書きかけの項目がいくつかありますが、もう少しで定期試験が終了し、やっと少し時間が取れるので、その時にいくつかを終わらせることにします。
またジェームス・ガルブレイスの『プレデター国家』の紹介も8月〜9月に予定。
今日は、若干ツイートめいたことを書いて終わりにするつもり。
米国の主流派経済学者(新古典派、サプライサイダー、マネタリスト、新しいケインズ派! など)は、どうしてジョン・メイナード・ケインズをあれほどまでに嫌うのでしょうか?
一つの理由は簡単です。世紀の天才的な経済学者によって根本的に批判され、「ゴミクズ」同様に捨て去られた恨み(ルサンチマン)が今でも残っているからです。
そこで彼らは、ケインズ殺し(「ケインズは死んだ」と唱える)を行なうか、新しいケインズ派を名乗りながらほぼケインズの主張と対立する命題を繰り返し唱えます。
そのいくつかの事例
1)「セイ法則」(供給がそれ自らの需要を創出する)の復活
供給側の経済学が典型。この「理論」では、供給側がすべてですから、需要側の要因を考えることはまったくないという主張につながります。
今日、グローバル競争が激しいから、多国籍企業の留保利潤を増やすために、法人税率を引き下げようとする提案などは、ほぼこれです。
逆に言うと、需要側の要因(C+I+G+XーM)は、輸出を除き、ほぼ考慮外。
輸出について語るときは、貿易収支が全世界ではゼロサムになること、黒字国の対極に赤字国が生まれること、赤字国が債務国であり、累積した巨額の債務が当該国の信用を低下させ通貨危機が生じることなど、を無視する傾向があります。また国内需要(C+I)を無視して、競争力をつけるため賃金を引き下げるべきなどという過激な主張をする人もいます。
2)貨幣数量説(マネタリズム)
貨幣供給は外生的であり(中央銀行が裁量的に決定できる)、中央銀行の供給するマネタリーベースを増やせば、市中銀行が企業等に供給する貨幣ストック(貸付額)も自然に増加するという主張。
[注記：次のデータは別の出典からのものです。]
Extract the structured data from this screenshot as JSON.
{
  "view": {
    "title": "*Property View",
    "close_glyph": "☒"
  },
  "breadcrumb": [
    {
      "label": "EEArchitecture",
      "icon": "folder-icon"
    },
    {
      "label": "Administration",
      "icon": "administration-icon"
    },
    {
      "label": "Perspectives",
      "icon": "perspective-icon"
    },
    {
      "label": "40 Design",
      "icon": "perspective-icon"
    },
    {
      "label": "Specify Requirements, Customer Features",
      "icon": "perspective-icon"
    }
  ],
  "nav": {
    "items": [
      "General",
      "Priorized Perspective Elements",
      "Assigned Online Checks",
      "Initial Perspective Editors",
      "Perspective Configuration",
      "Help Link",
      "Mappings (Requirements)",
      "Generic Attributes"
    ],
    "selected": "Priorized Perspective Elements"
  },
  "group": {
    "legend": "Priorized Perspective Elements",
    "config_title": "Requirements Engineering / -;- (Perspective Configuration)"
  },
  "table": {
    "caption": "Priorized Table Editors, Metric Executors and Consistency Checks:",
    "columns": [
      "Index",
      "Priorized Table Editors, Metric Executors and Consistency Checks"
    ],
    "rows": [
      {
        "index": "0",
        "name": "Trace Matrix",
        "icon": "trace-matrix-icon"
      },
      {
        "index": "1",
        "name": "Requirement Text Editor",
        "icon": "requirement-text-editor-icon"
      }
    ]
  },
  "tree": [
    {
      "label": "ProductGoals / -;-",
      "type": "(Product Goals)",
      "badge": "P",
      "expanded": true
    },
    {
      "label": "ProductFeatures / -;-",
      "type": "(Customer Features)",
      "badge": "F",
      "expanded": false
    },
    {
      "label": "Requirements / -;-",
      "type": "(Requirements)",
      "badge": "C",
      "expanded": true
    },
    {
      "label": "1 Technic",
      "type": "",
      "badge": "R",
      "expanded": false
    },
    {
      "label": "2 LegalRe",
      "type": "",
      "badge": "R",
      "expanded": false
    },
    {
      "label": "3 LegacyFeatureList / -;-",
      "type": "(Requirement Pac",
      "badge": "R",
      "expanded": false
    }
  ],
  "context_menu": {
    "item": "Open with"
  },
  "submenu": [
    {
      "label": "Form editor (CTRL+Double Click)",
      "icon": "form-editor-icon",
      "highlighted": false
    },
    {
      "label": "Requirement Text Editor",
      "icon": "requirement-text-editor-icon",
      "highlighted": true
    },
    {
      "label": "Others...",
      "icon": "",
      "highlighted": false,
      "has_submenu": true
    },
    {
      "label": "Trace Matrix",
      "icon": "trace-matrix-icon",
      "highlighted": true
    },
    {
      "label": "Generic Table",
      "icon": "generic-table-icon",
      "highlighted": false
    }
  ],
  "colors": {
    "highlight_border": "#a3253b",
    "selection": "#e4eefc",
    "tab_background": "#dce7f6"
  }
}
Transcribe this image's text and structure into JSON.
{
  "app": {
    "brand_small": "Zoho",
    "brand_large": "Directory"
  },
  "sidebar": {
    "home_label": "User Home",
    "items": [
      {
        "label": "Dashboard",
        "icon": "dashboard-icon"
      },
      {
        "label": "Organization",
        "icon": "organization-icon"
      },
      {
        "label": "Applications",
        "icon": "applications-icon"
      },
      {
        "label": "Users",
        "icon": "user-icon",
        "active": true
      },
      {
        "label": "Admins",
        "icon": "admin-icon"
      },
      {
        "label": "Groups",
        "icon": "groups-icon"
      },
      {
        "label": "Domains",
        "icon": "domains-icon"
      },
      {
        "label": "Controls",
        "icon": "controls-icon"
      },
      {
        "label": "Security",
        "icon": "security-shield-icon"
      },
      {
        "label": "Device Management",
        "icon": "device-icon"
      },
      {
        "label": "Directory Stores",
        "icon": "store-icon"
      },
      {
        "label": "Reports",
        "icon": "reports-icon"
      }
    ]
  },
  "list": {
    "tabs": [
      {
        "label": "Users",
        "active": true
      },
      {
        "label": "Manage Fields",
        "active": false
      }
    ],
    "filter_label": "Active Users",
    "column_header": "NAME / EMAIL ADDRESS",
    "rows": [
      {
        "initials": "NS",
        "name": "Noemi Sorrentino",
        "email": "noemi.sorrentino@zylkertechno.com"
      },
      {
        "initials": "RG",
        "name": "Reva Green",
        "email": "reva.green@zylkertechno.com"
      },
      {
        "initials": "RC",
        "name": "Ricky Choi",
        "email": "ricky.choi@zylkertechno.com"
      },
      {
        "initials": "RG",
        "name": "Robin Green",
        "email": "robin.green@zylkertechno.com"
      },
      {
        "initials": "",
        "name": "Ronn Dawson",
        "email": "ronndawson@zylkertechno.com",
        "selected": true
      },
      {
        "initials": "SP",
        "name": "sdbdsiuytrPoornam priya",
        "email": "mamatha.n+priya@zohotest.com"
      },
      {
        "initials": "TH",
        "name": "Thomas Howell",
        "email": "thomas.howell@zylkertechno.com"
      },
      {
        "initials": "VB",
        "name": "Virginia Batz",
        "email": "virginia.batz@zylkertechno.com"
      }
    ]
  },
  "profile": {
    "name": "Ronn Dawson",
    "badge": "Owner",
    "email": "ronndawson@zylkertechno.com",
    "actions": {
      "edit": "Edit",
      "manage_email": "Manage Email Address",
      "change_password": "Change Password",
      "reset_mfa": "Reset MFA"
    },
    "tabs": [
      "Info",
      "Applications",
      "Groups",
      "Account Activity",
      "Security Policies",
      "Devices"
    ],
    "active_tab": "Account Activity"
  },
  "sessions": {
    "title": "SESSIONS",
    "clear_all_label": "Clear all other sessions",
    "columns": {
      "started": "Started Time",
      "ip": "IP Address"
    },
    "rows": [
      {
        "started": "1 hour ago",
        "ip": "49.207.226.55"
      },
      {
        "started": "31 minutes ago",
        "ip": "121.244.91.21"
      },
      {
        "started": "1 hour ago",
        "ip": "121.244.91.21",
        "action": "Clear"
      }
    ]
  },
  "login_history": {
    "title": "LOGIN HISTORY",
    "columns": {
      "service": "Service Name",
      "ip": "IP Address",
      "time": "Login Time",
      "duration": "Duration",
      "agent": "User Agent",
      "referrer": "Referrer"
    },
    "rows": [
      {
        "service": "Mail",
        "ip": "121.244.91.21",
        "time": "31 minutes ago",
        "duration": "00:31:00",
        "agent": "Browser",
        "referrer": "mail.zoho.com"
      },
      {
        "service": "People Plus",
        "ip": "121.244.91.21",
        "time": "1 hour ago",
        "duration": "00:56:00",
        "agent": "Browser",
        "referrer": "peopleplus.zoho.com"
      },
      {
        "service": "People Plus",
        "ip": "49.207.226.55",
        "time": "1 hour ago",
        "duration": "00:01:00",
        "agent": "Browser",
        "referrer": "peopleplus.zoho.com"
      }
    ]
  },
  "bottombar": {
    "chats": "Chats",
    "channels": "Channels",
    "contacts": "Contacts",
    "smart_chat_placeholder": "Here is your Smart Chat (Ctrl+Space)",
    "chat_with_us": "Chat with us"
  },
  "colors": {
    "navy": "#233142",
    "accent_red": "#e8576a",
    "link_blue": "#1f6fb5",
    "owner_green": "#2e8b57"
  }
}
さすがに現実の銀行システムを知っている人は、それだけではまずいと考え、「インフレ期待」が生じ消費支出が増えるので、投資も増え、融資額も増え、実際にインフレが生じるなどと「精神論」に頼ったりします。しかし、「期待」は人によってまちまちです。そこで事実によって破綻。
実際には、貨幣供給が増えるのは、銀行から融資を受けたいという企業・家計からの資金需要があるときだけ。しかも、その資金需要も(設備)投資のための需要だけとは限りません。その他に<投機>(speculation)、つまりキャピタル・ゲインを得るための資産購入のための需要も存在します。しかし、なぜかマネタリストは、これを隠したがる。
3)特にかく失業を「高賃金」と「平等な所得分配」のせいにする「理論」
古い新古典派の理論(高賃金が失業を生むという主張)、マネタリズムの主張(自然失業率というものがあり、現実の失業率をそれ以下には引き下げられないという主張+政府が失業を低下させようとしても無駄という主張)、OECDが1994年の公表した「職の研究」の主張(「統一理論」と自称)、市場における技術革新論(現代のコンピュータ化などの技術革新が低熟練者の失業をもたらしたという主張)などなど。
最後の主張など、1980年代初頭の高失業(ITC革新前!)と1990年代のITCの進展(米国の低失業!)に見られるようにまったく時期が食い違っていますが、とにかく嘘も繰り返せば本当になると言ったらよいのでしょうか。
また一時(1990年代〜21世紀初頭)、主流派は米国の低失業vs欧州の高失業という一般化を行い、その上で、欧州の高失業を高賃金と平等主義のせいにし、さらに高賃金と平等主義を欧州の福祉国家や労働保護立法のせいにしました。
しかし、それがまったく事実に反することは、例えばジェームス・ガルブレイス氏が明らかにした通り(翻訳あり)。
・欧州の高失業は、単一通貨(ユーロ)の創出過程と創出後の「緊縮政策」(マーストリヒト条約・安定成長協定)による不景気が原因。
欧州は、このために(連邦政府なしに通貨統合を行なうというケインズに反する事業を行ってきたため)現在でも高失業から脱却できない。
・欧州の各国・地域では、高所得・平等なほうが失業率が低く、低所得・不平等なほうが失業率が高い。これは米国内でも同じ。
実際に主流派の主張の通りに、労働市場を柔軟化し、賃金を引き下げ、格差の拡大を許したら、労働条件が低下するばかりで、失業は減らないでしょう。(むしろ増えるかもしれない。これは ILO が真剣に心配しているところです。)